There is a ton more I can say but it will just make ppl pissed off
 

Rory Schultz

Active Member
I totally agree on this. Fact is the jacket itself looks pretty cool and makes a flattering appearance, but as Kermit pointed out it is not practical at all.

What makes me wonder is why this type of jacket was obviously so popular as a working jacket back then in the 30s 40s. Just like Kermit I really love my cyclist jacket but it would be impossible for me to do hard work in it.
As a working jacket, you did not have to zip it up and it left raising the arms uninhibited in the same way levi jackets did. Also, there was not the concern of the wrist being bound because of draft of cold air. Pilots had every part closed off, snapped and belted to keep the -30 degrees from freezing your nuts off.

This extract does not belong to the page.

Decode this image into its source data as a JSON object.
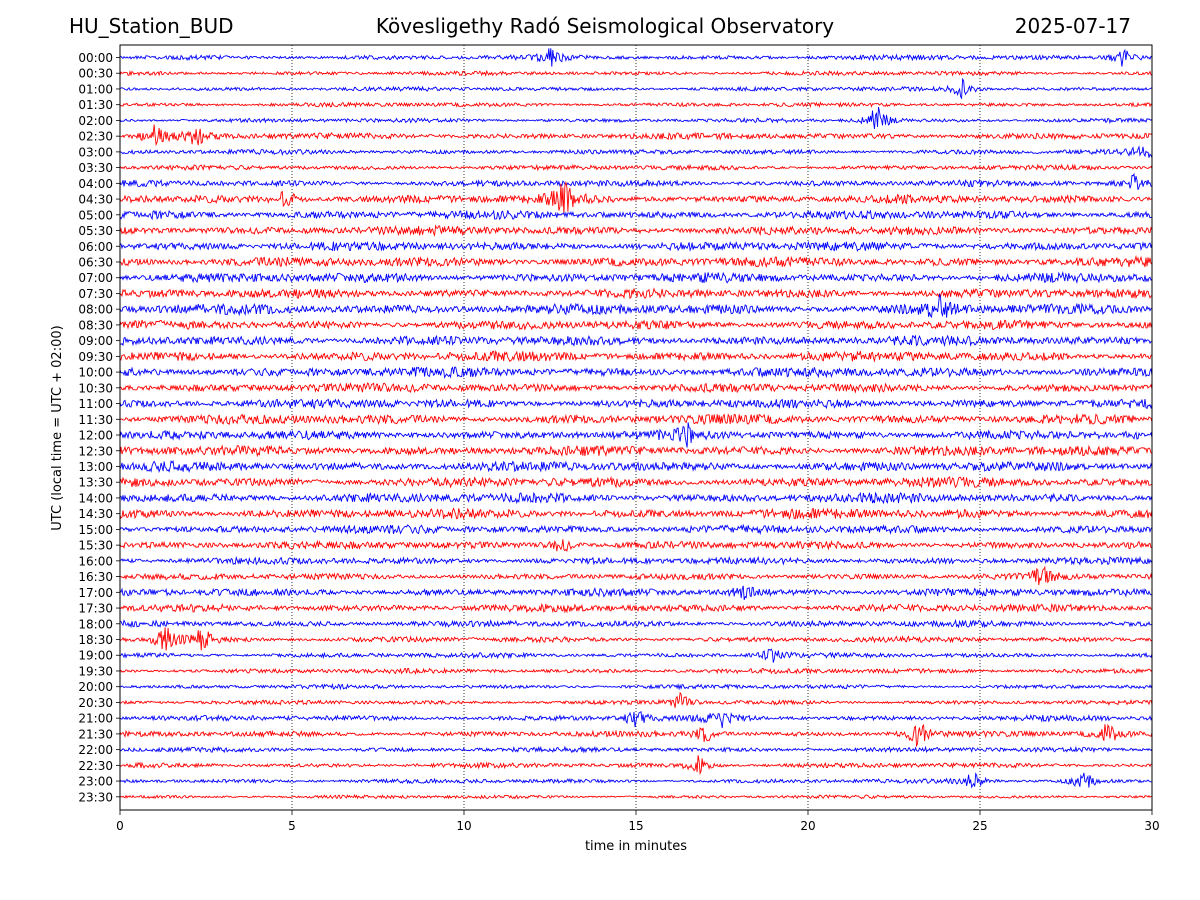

BTW I have some of those Levi jackets too from the 1950's
When I did construction work back in my teens, we wore the Levi jackets and had very little difficulty working. Here is the difference....working plowing a field is not a rushed life or death situation like in a ME 109 at 30,000 feet. Up there you do not have the luxury to take your time to scratch your balls.
 

Enigma1938

Well-Known Member
What also speaks against the theory that german fighter pilots preferred the cyclist jacket for its trim cut because of the tight cockpits is that the german airforce produced their own jacket not in a similar way. The german channel jackets whether the summer version or the winter one were cut way more roomy / comfy. If there was a need to wear trim jackets so the germans would have produced them this way instead.
 

Rory Schultz

Active Member
What also speaks against the theory that german fighter pilots preferred the cyclist jacket for its trim cut because of the tight cockpits is that the german airforce produced their own jacket not in a similar way. The german channel jackets whether the summer version or the winter one were cut way more roomy / comfy. If there was a need to wear trim jackets so the germans would have produced them this way instead.
Exactly! Plus they did not have to spend money outside of their clothing allowance by stay within regulation uniforms. Their families needed money sent home not wasted on vanity.